On might speculate that part of the attraction of the New Criticism, with its close attention to the text itself and the downplaying of the author, owes its longevity as a critical approach to its ability to disentangle the work of art from its creator's foibles and imperfections. And while the methods of the New Criticism might seem to the lay reader of today as something of a fusty academic exercise, it actually was (and is) quite useful in allowing the reader to ignore what was not relevant. On the other hand, one might see the practice as simply an academic sleight-of-hand that allows a reader to distance him- or herself from morality and therefore from culpability.
Nor does it help a poetry-lover trying to find a way to enjoy "With Usura" to learn that it is rather popular (as are many of Pound's writing) on websites that espouse racism and anti-Semitism.
Another method by which a "problematic" poetic text may be at least somewhat decontaminated is by viewing it as being spoken not by the poet but by a persona created by the poet. This approach has been used in various apologia for some of the work of T.S. Eliot, whose early poems featured ugly portraits of Jews. Eliot even denied the Jews of whom he wrote the courtesy of am upper-case "J." This method, in true modernist fashion, offers the reader the out of ambiguity. Maybe the writer meant what he wrote, maybe he didn't. If you can get your head around the idea that Schrodinger's cat must be viewed as both dead and alive at the same time, accepting the noting of the persona is a piece of cake.
Ezra Pound (1913)
by Alvin Langdon Coburn
How we squirm and wriggle to find a way to get comfortable about the things we like but think we shouldn't!
I believe that intelligent and mature readers and lovers of art have always been able to accept that both works of art and the humans that produce them are imperfect.

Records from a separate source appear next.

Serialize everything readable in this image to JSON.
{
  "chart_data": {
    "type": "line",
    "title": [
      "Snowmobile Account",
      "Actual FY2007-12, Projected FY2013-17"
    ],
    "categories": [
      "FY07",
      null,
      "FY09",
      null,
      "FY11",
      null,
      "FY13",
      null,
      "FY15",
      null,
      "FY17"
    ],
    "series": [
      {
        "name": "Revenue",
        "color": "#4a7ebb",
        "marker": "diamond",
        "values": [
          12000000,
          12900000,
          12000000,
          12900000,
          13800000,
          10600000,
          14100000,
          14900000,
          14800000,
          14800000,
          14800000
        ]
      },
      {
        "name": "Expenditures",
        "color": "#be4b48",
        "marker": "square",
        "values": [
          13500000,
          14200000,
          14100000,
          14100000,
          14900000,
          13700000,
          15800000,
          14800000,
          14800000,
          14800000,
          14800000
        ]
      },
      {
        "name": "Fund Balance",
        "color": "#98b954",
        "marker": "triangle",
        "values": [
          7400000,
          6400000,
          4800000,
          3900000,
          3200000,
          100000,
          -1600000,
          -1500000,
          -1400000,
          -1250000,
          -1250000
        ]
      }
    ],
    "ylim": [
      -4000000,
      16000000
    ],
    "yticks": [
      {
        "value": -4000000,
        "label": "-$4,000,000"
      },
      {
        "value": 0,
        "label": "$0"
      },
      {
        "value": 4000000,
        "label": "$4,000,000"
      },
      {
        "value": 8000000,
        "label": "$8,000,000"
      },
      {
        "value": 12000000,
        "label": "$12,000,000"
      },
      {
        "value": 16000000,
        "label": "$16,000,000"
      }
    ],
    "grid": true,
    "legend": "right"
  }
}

History going back to the classical period is full of creative people whose politics, religions, practices, and biases would be considered unevolved to the point of barbarism by many today, and yet whose creative works have deservedly lived on.
The straightest of heterosexuals can enjoy the works of Sappho and Whitman, pacifists can benefit from the stern and lovely "The Battle of Maldon," atheists can enjoy the Bible and Milton. Tolerance doesn't necessarily imply disagreement, as Card himself claims, but it does imply the recognition and acceptance of difference. It may be that in loving art and literature one must make something of a Faustian bargain. If we determine to enjoy only those artists whose appetites and opinions we find consanguine, or at least unobjectionable, we're going to find ourselves with a rapidly shrinking list of greats.